The guidance – formally known as Professional Conduct in Relation to Taxation (PCRT) – has been endorsed by the HMRC and sets out professional standards in relation to the facilitation and promotion of tax avoidance.
The guidance in the PCRT is based on five fundamental principles:
- Professional competence and due care
- Professional behaviour
For this latest update, the professional bodies, which included the Association of Chartered Certified Accountants, the Institute of Chartered Accountants in England and Wales and the Institute of Chartered Accountants of Scotland, strengthened the existing five fundamental principles by adding five new Standards for Tax Planning that members must observe.

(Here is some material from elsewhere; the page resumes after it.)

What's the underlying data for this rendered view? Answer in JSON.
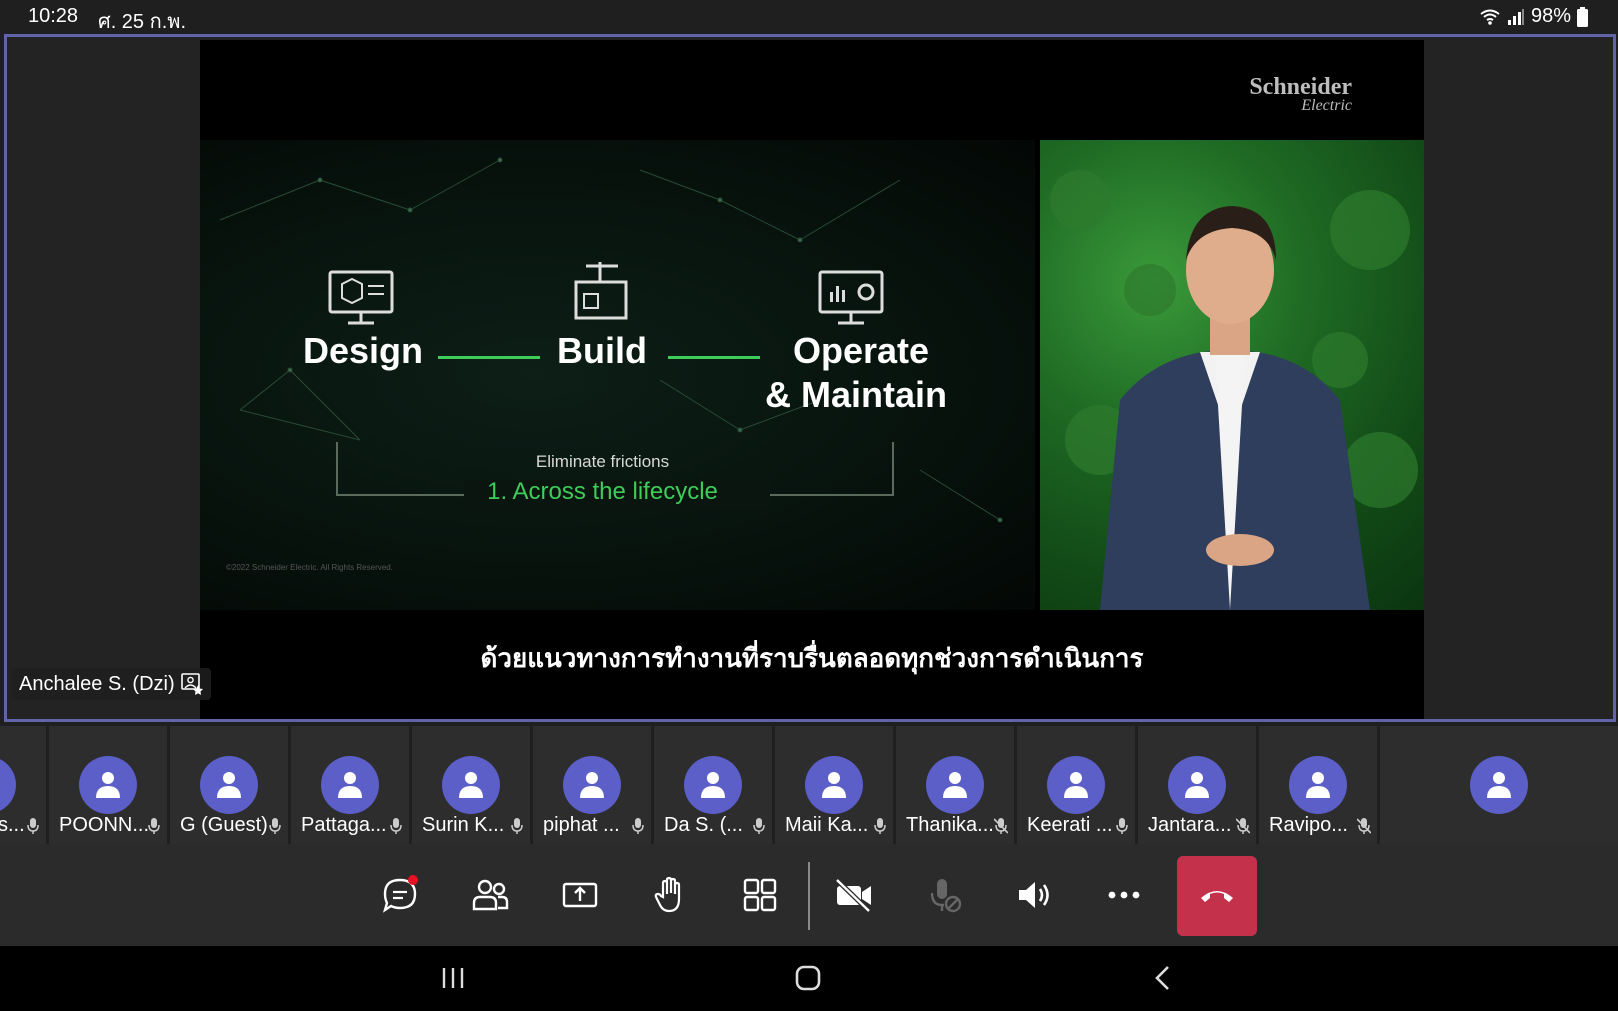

One of the new standards states that members: “Must not create, encourage or promote tax planning arrangements or structures that set out to achieve results that are contrary to the clear intention of Parliament in enacting relevant legislation, and/or are highly artificial or highly contrived and seek to exploit shortcomings within the relevant legislation.”
The addition of the new standards responds to the Government’s challenge made in March 2015, for professional bodies to take a greater role in setting and enforcing clear professional standards around the facilitation and promotion of tax avoidance.

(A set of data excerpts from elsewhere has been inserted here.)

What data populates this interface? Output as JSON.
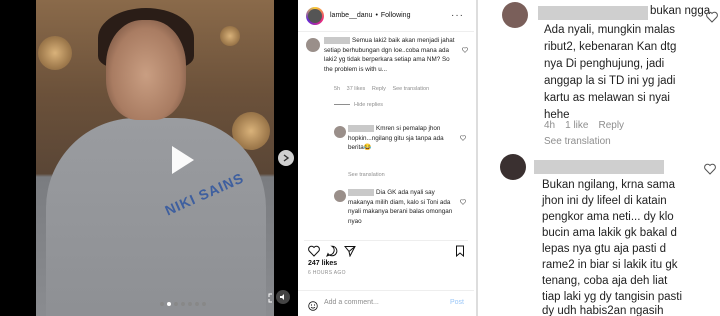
{
  "post": {
    "username": "lambe__danu",
    "follow_state": "Following",
    "brand_text": "NIKI SAINS",
    "likes": "247 likes",
    "posted_ago": "6 HOURS AGO",
    "add_comment_placeholder": "Add a comment...",
    "post_label": "Post"
  },
  "comments": [
    {
      "text": "Semua laki2 baik akan menjadi jahat setiap berhubungan dgn loe..coba mana ada laki2 yg tidak berperkara setiap ama NM? So the problem is with u...",
      "age": "5h",
      "likes": "37 likes",
      "reply": "Reply",
      "translate": "See translation",
      "hide_replies": "Hide replies"
    },
    {
      "text": "Kmren si pemalap jhon hopkin...ngilang gitu sja tanpa ada berita😂",
      "translate": "See translation"
    },
    {
      "text": "Dia GK ada nyali say makanya milih diam, kalo si Toni ada nyali makanya berani balas omongan nyao"
    }
  ],
  "zoom": {
    "first": {
      "lead": "bukan ngga",
      "text_lines": [
        "Ada nyali, mungkin malas",
        "ribut2, kebenaran Kan dtg",
        "nya Di penghujung, jadi",
        "anggap la si TD ini yg jadi",
        "kartu as melawan si nyai",
        "hehe"
      ],
      "age": "4h",
      "likes": "1 like",
      "reply": "Reply",
      "translate": "See translation"
    },
    "second": {
      "text_lines": [
        "Bukan ngilang, krna sama",
        "jhon ini dy lifeel di katain",
        "pengkor ama neti... dy klo",
        "bucin ama lakik gk bakal d",
        "lepas nya gtu aja pasti d",
        "rame2 in biar si lakik itu gk",
        "tenang, coba aja deh liat",
        "tiap laki yg dy tangisin pasti",
        "dy udh habis2an ngasih"
      ]
    }
  },
  "colors": {
    "link": "#9ac7f8",
    "muted": "#8e8e8e",
    "brand_blue": "#3e5f9f"
  }
}
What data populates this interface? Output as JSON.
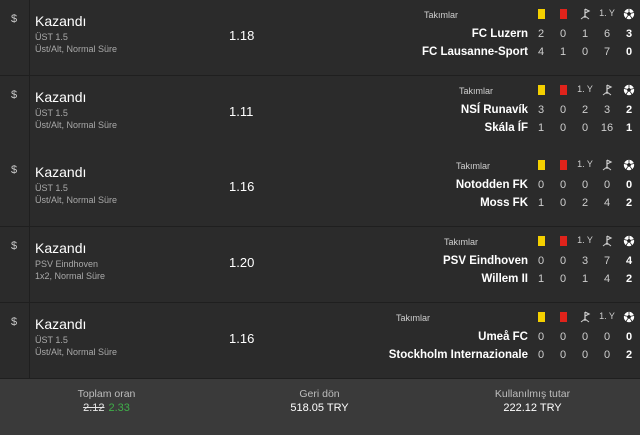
{
  "icons": {
    "currency": "dollar-icon",
    "yellow_card": "yellow-card-icon",
    "red_card": "red-card-icon",
    "corner": "corner-flag-icon",
    "goal": "football-icon"
  },
  "colors": {
    "yellow_card": "#f4d000",
    "red_card": "#e0231b",
    "new_odds": "#3fae49"
  },
  "bets": [
    {
      "currency": "$",
      "status": "Kazandı",
      "selection": "ÜST 1.5",
      "market": "Üst/Alt, Normal Süre",
      "odds": "1.18",
      "stats": {
        "label": "Takımlar",
        "col_labels": [
          "",
          "",
          "",
          "1. Y"
        ],
        "teams": [
          {
            "name": "FC Luzern",
            "values": [
              "2",
              "0",
              "1",
              "6",
              "3"
            ]
          },
          {
            "name": "FC Lausanne-Sport",
            "values": [
              "4",
              "1",
              "0",
              "7",
              "0"
            ]
          }
        ]
      }
    },
    {
      "currency": "$",
      "status": "Kazandı",
      "selection": "ÜST 1.5",
      "market": "Üst/Alt, Normal Süre",
      "odds": "1.11",
      "stats": {
        "label": "Takımlar",
        "col_labels": [
          "",
          "",
          "1. Y",
          ""
        ],
        "teams": [
          {
            "name": "NSÍ Runavík",
            "values": [
              "3",
              "0",
              "2",
              "3",
              "2"
            ]
          },
          {
            "name": "Skála ÍF",
            "values": [
              "1",
              "0",
              "0",
              "16",
              "1"
            ]
          }
        ]
      }
    },
    {
      "currency": "$",
      "status": "Kazandı",
      "selection": "ÜST 1.5",
      "market": "Üst/Alt, Normal Süre",
      "odds": "1.16",
      "stats": {
        "label": "Takımlar",
        "col_labels": [
          "",
          "",
          "1. Y",
          ""
        ],
        "teams": [
          {
            "name": "Notodden FK",
            "values": [
              "0",
              "0",
              "0",
              "0",
              "0"
            ]
          },
          {
            "name": "Moss FK",
            "values": [
              "1",
              "0",
              "2",
              "4",
              "2"
            ]
          }
        ]
      }
    },
    {
      "currency": "$",
      "status": "Kazandı",
      "selection": "PSV Eindhoven",
      "market": "1x2, Normal Süre",
      "odds": "1.20",
      "stats": {
        "label": "Takımlar",
        "col_labels": [
          "",
          "",
          "1. Y",
          ""
        ],
        "teams": [
          {
            "name": "PSV Eindhoven",
            "values": [
              "0",
              "0",
              "3",
              "7",
              "4"
            ]
          },
          {
            "name": "Willem II",
            "values": [
              "1",
              "0",
              "1",
              "4",
              "2"
            ]
          }
        ]
      }
    },
    {
      "currency": "$",
      "status": "Kazandı",
      "selection": "ÜST 1.5",
      "market": "Üst/Alt, Normal Süre",
      "odds": "1.16",
      "stats": {
        "label": "Takımlar",
        "col_labels": [
          "",
          "",
          "",
          "1. Y"
        ],
        "teams": [
          {
            "name": "Umeå FC",
            "values": [
              "0",
              "0",
              "0",
              "0",
              "0"
            ]
          },
          {
            "name": "Stockholm Internazionale",
            "values": [
              "0",
              "0",
              "0",
              "0",
              "2"
            ]
          }
        ]
      }
    }
  ],
  "footer": {
    "total_odds_label": "Toplam oran",
    "total_odds_old": "2.12",
    "total_odds_new": "2.33",
    "return_label": "Geri dön",
    "return_value": "518.05 TRY",
    "stake_label": "Kullanılmış tutar",
    "stake_value": "222.12 TRY"
  }
}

In a joint statement, the seven bodies said: “We believe these new Standards for Tax Planning achieve an appropriate balance – making clear to the small minority of tax professionals who continue to facilitate and promote tax avoidance schemes that this behaviour is not acceptable, while enabling the vast majority of advisers to continue undertaking responsible tax planning for their clients to help ensure that they pay the right amount of tax as intended by law.”
The Government has supported the publication of the updated PCRT. HMRC has also acknowledged that the updated guidance is an acceptable basis for dealings between members of the bodies and HMRC.